10 - Allow icing to set completely before serving.

# Expert Hints:

01 -
  • Fudgy brownies stay moist for days, so you can bake ahead and decorate whenever inspiration strikes.
  • The shamrock shapes turn ordinary dessert into instant party magic—people actually gasp when you set the plate down.
  • Green icing comes together in minutes with pantry staples, no fancy piping skills required.
02 -
  • Overbaking brownies is the quickest way to turn them from fudgy into dry—pull them out when there's still a touch of moisture in the middle because they'll firm up as they cool.

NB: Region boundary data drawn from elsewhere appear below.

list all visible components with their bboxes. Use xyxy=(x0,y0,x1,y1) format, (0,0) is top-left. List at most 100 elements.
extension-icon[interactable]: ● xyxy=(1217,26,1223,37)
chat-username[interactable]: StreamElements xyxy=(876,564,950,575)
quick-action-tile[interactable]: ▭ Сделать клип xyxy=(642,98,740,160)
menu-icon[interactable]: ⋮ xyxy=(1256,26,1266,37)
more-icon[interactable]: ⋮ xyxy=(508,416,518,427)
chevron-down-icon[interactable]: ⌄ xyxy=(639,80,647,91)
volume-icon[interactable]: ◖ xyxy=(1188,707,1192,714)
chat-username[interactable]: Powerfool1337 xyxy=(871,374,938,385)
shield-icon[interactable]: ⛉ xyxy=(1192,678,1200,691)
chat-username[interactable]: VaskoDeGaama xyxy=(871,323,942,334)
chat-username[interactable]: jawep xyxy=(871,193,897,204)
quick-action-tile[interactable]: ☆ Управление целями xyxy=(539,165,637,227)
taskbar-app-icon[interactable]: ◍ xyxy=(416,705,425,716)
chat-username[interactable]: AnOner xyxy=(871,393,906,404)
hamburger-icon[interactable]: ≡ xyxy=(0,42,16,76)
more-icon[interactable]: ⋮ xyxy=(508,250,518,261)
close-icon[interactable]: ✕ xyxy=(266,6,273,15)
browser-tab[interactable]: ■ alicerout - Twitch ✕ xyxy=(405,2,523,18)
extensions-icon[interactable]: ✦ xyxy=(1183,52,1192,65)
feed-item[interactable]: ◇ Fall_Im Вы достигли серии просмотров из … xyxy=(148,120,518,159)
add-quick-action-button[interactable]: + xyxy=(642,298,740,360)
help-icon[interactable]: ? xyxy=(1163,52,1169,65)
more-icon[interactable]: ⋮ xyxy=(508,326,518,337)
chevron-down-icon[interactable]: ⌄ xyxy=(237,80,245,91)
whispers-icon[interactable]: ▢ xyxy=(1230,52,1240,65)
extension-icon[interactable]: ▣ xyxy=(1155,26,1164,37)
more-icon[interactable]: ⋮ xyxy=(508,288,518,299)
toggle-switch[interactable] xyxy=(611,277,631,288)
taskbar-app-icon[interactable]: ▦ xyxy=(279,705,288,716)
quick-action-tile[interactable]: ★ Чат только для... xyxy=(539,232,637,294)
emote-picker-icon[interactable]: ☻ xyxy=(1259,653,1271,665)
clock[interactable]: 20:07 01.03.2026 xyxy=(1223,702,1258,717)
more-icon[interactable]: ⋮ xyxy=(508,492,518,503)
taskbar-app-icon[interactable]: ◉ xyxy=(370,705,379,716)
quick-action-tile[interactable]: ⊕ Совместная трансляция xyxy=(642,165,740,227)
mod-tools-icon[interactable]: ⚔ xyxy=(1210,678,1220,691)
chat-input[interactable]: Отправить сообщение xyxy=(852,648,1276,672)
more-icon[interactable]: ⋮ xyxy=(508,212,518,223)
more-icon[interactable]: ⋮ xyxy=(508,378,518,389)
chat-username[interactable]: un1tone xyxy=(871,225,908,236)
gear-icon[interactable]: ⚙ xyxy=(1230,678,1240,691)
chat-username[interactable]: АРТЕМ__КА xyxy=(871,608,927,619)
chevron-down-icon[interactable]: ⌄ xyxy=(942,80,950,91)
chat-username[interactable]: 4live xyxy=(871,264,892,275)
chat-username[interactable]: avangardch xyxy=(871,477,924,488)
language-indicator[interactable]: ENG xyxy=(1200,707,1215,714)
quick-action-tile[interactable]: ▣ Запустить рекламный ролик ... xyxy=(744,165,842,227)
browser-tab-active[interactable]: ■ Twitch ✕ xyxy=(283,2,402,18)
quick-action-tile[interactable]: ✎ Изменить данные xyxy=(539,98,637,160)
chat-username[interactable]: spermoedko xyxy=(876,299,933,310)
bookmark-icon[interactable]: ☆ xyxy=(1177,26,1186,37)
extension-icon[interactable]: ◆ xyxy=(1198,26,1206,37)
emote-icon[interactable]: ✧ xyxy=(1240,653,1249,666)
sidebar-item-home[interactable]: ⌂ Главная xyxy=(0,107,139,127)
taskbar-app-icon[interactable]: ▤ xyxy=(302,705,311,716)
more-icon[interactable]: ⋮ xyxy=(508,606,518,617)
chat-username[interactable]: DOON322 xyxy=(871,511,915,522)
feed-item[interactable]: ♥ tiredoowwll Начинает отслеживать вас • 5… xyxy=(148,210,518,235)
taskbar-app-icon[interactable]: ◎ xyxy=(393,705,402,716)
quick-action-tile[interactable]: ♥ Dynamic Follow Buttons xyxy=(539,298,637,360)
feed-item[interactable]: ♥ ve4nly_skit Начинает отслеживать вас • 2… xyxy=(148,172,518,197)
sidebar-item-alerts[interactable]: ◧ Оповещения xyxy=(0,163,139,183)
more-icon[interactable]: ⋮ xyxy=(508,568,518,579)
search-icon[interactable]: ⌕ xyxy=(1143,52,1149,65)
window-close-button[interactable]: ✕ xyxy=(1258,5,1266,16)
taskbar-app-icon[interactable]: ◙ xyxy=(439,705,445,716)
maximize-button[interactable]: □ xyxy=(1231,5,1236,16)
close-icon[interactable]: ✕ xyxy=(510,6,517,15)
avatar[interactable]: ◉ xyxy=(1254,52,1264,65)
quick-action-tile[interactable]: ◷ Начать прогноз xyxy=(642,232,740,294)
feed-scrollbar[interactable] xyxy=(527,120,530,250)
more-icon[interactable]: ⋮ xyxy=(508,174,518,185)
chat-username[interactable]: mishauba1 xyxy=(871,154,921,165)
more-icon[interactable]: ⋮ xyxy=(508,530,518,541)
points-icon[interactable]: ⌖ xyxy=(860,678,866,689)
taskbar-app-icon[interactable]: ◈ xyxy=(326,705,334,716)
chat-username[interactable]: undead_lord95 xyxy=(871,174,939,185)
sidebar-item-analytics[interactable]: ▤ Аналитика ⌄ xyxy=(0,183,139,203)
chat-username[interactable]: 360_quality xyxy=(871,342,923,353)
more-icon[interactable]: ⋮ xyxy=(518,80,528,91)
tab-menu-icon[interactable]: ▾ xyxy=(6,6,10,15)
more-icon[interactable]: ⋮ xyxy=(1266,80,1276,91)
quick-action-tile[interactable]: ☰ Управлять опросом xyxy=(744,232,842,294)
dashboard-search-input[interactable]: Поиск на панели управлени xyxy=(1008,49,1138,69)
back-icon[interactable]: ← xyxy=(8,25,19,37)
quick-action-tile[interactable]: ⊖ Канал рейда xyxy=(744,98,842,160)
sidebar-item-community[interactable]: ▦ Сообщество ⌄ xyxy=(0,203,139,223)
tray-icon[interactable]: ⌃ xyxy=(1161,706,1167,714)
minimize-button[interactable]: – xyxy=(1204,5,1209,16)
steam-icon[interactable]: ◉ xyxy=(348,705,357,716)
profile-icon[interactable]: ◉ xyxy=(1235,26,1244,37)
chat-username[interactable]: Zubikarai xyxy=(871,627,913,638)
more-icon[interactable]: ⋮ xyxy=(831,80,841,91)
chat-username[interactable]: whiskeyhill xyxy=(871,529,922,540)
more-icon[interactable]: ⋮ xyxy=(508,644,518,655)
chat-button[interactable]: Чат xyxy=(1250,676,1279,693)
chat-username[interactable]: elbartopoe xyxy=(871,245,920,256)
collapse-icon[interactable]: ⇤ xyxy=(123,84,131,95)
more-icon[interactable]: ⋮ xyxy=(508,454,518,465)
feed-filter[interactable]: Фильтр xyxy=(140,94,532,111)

  • If your icing looks too thin, chill it for five minutes and it'll thicken right up; if it's too thick, add milk one teaspoon at a time rather than guessing with whole tablespoons.
03 -
  • Use gel food coloring instead of liquid if you want a more vibrant green without watering down your icing—the results are noticeably richer and more intense.
  • Room temperature ingredients mix together smoothly and create a better texture than cold eggs straight from the fridge, which is worth the extra five minutes of planning.